Dat ik dezen kleinen liedjesbundel niet op eenige weken zamengesteld en afgeschreven heb, zoo als het met meer andere myner vroegere werken gegaen is, dat durf ik myne lezers goed regtuit belyden, De liedjes moeten met de fabels wel het moeijelykste slach aller kleinere poëzy wezen; en wie den volksaerd zyner natie niet door en door kent, kan, myns dunkens, in geen van beiden goed gelukken. Men zal ligt kunnen zien, dat de vorm dezer liedjes meer van het fransche dan van het germaensche weg heeft, en dit heb ik noodzakelyk geoordeeld. Want, daer ons volk dagelyks met eenen vloed van fransche romancen en coupletten bestormd wordt, is het gedeeltelyk aen derzelver trant op den duer gewoon geworden. En de weinige nog bekende vlaemsche liedjes die men nu en dan, helaes! nog eens voor de aerdigheid napypt, heeft men slechts by mondelingsche overleveringen leeren kennen, en dezelve zyn door den tyd deerlyk gehavend en schier onkennelyk geworden; zoo dat het veel geweld kost om er de aendacht van het lezend publiek op terug te roepen.

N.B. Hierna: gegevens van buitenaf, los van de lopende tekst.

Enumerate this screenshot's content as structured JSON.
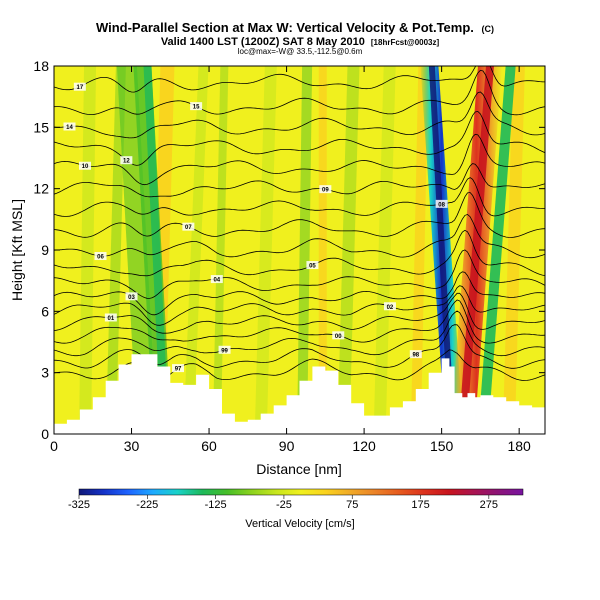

Jammer is het, dat hier nooit iemand dit vak met byval beoefend heeft; het is een der sterkste middelen om den geest van nationaliteit by een volk te doen ontvlammen en het gevoel zyner eigenwaerde te leeren schatten. De Duitschers weten wat de gezangen van Uhland en Korner by hun te wege gebragt hebben, en de byzonderste der hedendaegsche dichters in Holland, bovenal Tollens en Beets, zyn veel van hunnen roem aen het volkslied verschuldigd.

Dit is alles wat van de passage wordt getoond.